Hand sanitizer bottle with medical toys on wood table

How kids clean their hands could affect how often they miss school, according to a recent study in the journal Pediatrics. In fact, researchers in Spain found that children who used hand sanitizer instead of soap and water actually reduced their sick days, reported fewer respiratory infections and used less antibiotic prescriptions.

The study looked at 911 toddlers (up to age 3) who attended 24 different day care centers in Almería, Spain. They split the children, their families and their day care centers into three groups: One group used hand sanitizer to clean hands, and one used soap and water — both with strict protocols. The third was a control group that followed its usual handwashing routines.

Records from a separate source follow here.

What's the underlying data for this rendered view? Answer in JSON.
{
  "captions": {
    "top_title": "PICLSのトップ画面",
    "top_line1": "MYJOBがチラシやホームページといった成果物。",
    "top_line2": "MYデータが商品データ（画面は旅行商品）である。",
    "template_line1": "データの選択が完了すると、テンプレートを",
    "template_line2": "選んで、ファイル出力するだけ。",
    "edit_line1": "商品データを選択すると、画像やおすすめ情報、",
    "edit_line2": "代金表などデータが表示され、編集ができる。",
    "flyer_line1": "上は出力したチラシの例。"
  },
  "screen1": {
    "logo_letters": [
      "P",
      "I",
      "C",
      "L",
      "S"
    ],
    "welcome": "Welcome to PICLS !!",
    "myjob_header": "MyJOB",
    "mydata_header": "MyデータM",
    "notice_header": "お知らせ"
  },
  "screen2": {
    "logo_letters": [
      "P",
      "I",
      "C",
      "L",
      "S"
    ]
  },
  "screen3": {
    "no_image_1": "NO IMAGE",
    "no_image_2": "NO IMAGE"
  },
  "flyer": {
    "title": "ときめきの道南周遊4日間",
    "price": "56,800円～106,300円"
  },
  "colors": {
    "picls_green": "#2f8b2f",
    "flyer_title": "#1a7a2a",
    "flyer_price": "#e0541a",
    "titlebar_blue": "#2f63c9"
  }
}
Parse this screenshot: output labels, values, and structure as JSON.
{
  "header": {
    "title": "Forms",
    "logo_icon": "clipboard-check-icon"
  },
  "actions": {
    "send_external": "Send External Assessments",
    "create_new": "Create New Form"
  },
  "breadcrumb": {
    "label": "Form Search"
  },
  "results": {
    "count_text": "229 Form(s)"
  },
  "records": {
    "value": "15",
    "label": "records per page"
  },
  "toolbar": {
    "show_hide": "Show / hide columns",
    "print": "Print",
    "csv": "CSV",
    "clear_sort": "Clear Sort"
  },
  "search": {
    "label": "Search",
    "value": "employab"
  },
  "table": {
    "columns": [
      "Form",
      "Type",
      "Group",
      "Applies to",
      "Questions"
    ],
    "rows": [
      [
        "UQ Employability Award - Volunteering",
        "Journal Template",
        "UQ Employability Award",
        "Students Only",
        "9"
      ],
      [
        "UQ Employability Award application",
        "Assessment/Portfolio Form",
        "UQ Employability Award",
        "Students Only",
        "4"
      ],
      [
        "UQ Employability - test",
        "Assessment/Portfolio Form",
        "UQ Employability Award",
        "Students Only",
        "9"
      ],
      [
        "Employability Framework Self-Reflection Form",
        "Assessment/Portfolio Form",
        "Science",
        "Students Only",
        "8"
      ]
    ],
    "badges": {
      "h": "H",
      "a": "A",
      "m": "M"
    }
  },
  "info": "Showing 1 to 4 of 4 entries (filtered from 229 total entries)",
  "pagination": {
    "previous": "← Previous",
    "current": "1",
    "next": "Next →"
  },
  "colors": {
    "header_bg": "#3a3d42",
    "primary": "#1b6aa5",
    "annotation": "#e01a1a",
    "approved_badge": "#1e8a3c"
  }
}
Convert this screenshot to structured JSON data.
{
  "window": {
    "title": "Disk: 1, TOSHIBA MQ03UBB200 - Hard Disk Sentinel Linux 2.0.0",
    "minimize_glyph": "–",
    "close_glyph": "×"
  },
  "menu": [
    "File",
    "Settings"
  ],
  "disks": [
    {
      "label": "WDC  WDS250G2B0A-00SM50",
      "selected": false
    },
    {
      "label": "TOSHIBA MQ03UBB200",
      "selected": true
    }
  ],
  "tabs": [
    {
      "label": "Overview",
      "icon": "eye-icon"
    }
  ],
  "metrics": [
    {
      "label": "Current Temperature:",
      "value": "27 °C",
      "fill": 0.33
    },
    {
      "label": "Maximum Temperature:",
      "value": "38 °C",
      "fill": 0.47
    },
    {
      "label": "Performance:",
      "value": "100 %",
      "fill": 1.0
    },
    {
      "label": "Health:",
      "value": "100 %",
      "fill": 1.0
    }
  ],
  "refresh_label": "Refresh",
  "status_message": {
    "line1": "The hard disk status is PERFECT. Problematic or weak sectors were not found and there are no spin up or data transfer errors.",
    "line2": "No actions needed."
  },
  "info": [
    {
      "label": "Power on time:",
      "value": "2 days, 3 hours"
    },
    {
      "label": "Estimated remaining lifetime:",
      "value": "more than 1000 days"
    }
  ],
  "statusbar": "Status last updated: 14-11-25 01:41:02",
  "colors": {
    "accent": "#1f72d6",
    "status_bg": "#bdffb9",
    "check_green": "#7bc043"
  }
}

According to CNN reports, all groups attended hand hygiene workshops before the study began. But the hand sanitizer and soap-and-water groups attended follow-up sessions about respiratory infections and fevers and received documentation about hand hygiene. They were given hygiene protocols including washing hands before and after lunch, as they arrived home and after coughing, sneezing or blowing their noses.

During the eight-month study, the hand sanitizer group missed 3.25 percent of their day care days. The soap and water group missed 3.9 percent. The group following its usual handwashing routine missed 4.2 percent.

The study found that the soap-and-water group had a 21 percent higher risk of contracting a respiratory infection and a 31 percent higher risk of being prescribed antibiotics than the kids using hand sanitizer. Finally, there was a 23 percent drop in respiratory infections among the students using hand sanitizer compared with those in the control group.